I have the acquaintance of a man who lives alone in a very messy house, guaranteeing that no one will visit him. He is now 73 years old, is retired, never married, and likes to engage in solitary activities. His main activity these days is to play golf, either alone or with strangers, which guarantees that no one will get very close to him. He’s a rather acerbic outspoken person, which further ensures that few people will get close to him. To say that he is an isolationist would be an understatement!

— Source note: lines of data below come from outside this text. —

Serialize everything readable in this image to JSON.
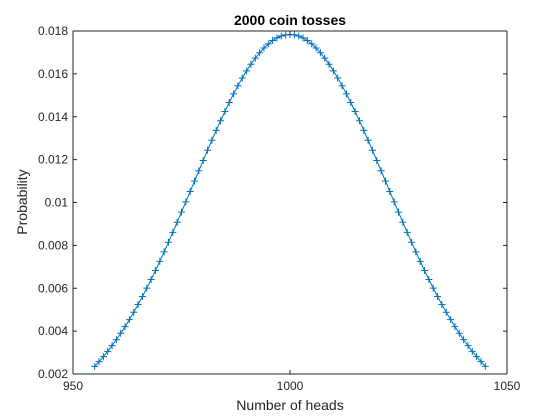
{
  "chart_data": {
    "type": "line",
    "title": "2000 coin tosses",
    "xlabel": "Number of heads",
    "ylabel": "Probability",
    "xlim": [
      950,
      1050
    ],
    "ylim": [
      0.002,
      0.018
    ],
    "xticks": [
      950,
      1000,
      1050
    ],
    "xtick_labels": [
      "950",
      "1000",
      "1050"
    ],
    "yticks": [
      0.002,
      0.004,
      0.006,
      0.008,
      0.01,
      0.012,
      0.014,
      0.016,
      0.018
    ],
    "ytick_labels": [
      "0.002",
      "0.004",
      "0.006",
      "0.008",
      "0.01",
      "0.012",
      "0.014",
      "0.016",
      "0.018"
    ],
    "grid": false,
    "box": true,
    "series": [
      {
        "marker": "+",
        "line_color": "#0072BD",
        "x_start": 955,
        "x_end": 1045,
        "x_step": 1,
        "distribution": {
          "n": 2000,
          "p": 0.5
        }
      }
    ]
  }
}
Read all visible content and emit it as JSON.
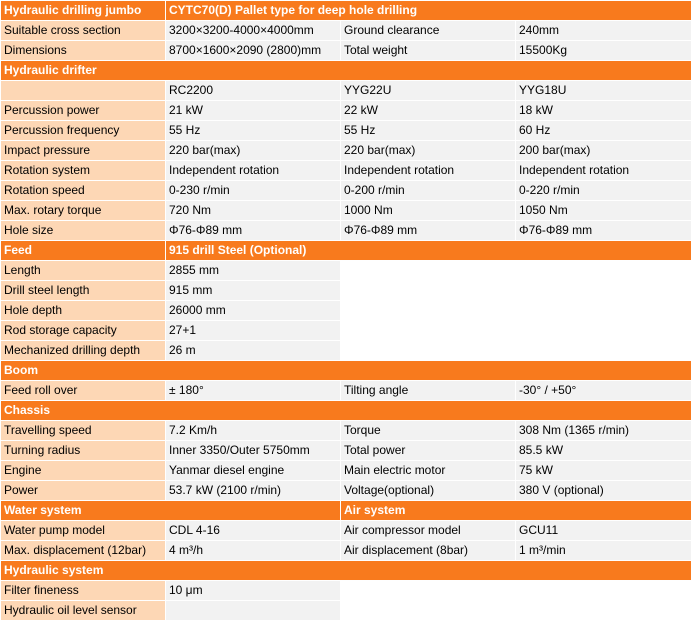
{
  "colors": {
    "header": "#f87a1d",
    "label_cell": "#fdd7b5",
    "value_cell": "#f2f2f2"
  },
  "jumbo": {
    "title": "Hydraulic drilling jumbo",
    "model": "CYTC70(D)  Pallet type for deep hole drilling",
    "cross_section_label": "Suitable cross section",
    "cross_section_value": "3200×3200-4000×4000mm",
    "ground_clearance_label": "Ground clearance",
    "ground_clearance_value": "240mm",
    "dimensions_label": "Dimensions",
    "dimensions_value": "8700×1600×2090 (2800)mm",
    "weight_label": "Total weight",
    "weight_value": "15500Kg"
  },
  "drifter": {
    "title": "Hydraulic drifter",
    "models": [
      "RC2200",
      "YYG22U",
      "YYG18U"
    ],
    "rows": [
      {
        "label": "Percussion power",
        "values": [
          "21 kW",
          "22 kW",
          "18 kW"
        ]
      },
      {
        "label": "Percussion frequency",
        "values": [
          "55 Hz",
          "55 Hz",
          "60 Hz"
        ]
      },
      {
        "label": "Impact pressure",
        "values": [
          "220  bar(max)",
          "220  bar(max)",
          "200  bar(max)"
        ]
      },
      {
        "label": "Rotation system",
        "values": [
          "Independent rotation",
          "Independent rotation",
          "Independent rotation"
        ]
      },
      {
        "label": "Rotation speed",
        "values": [
          "0-230 r/min",
          "0-200 r/min",
          "0-220 r/min"
        ]
      },
      {
        "label": "Max. rotary torque",
        "values": [
          "720 Nm",
          "1000 Nm",
          "1050 Nm"
        ]
      },
      {
        "label": "Hole size",
        "values": [
          "Φ76-Φ89 mm",
          "Φ76-Φ89 mm",
          "Φ76-Φ89 mm"
        ]
      }
    ]
  },
  "feed": {
    "title": "Feed",
    "subtitle": "915 drill Steel (Optional)",
    "rows": [
      {
        "label": "Length",
        "value": "2855 mm"
      },
      {
        "label": "Drill steel length",
        "value": "915 mm"
      },
      {
        "label": "Hole depth",
        "value": "26000 mm"
      },
      {
        "label": "Rod storage capacity",
        "value": "27+1"
      },
      {
        "label": "Mechanized drilling depth",
        "value": "26 m"
      }
    ]
  },
  "boom": {
    "title": "Boom",
    "feed_roll_label": "Feed roll over",
    "feed_roll_value": "± 180°",
    "tilting_label": "Tilting angle",
    "tilting_value": "-30° / +50°"
  },
  "chassis": {
    "title": "Chassis",
    "rows": [
      {
        "label": "Travelling speed",
        "value": "7.2 Km/h",
        "label2": "Torque",
        "value2": "308 Nm (1365 r/min)"
      },
      {
        "label": "Turning radius",
        "value": "Inner 3350/Outer 5750mm",
        "label2": "Total power",
        "value2": "85.5 kW"
      },
      {
        "label": "Engine",
        "value": "Yanmar diesel engine",
        "label2": "Main electric motor",
        "value2": "75 kW"
      },
      {
        "label": "Power",
        "value": "53.7 kW (2100 r/min)",
        "label2": "Voltage(optional)",
        "value2": "380 V (optional)"
      }
    ]
  },
  "water_air": {
    "water_title": "Water system",
    "air_title": "Air system",
    "rows": [
      {
        "label": "Water pump model",
        "value": "CDL 4-16",
        "label2": "Air compressor model",
        "value2": "GCU11"
      },
      {
        "label": "Max. displacement (12bar)",
        "value": "4 m³/h",
        "label2": "Air displacement (8bar)",
        "value2": "1 m³/min"
      }
    ]
  },
  "hydraulic": {
    "title": "Hydraulic system",
    "rows": [
      {
        "label": "Filter fineness",
        "value": "10 μm"
      },
      {
        "label": "Hydraulic oil level sensor",
        "value": ""
      }
    ]
  }
}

A few years ago I tried to interest him in long term care insurance, especially in view of the fact that he was essentially alone, and should he become ill or have an accident, there was no one he could turn to for the kinds of services long term care insurance could provide. He was not interested, saying he was healthy as a horse and didn’t need such insurance. Then, wouldn’t you know it, he had to have hip-replacement and cataract surgery within a year’s time. He struggled mightily, and spent considerable personal funds in recovery from these operations. He had nursing, home health care, transportation, physical therapy and other needs that long term insurance would have covered, for which he had to spend considerable personal funds. He recently admitted to me (when we were alone!) that he should have purchased long term care insurance, but that it was now too late, and he was very worried about what the future held for him.
I don’t have an inkling as to this man’s psychological background as to why he has always isolated himself, but it’s easy to see how it has caused him considerable problems his entire life. And his story is not completed yet.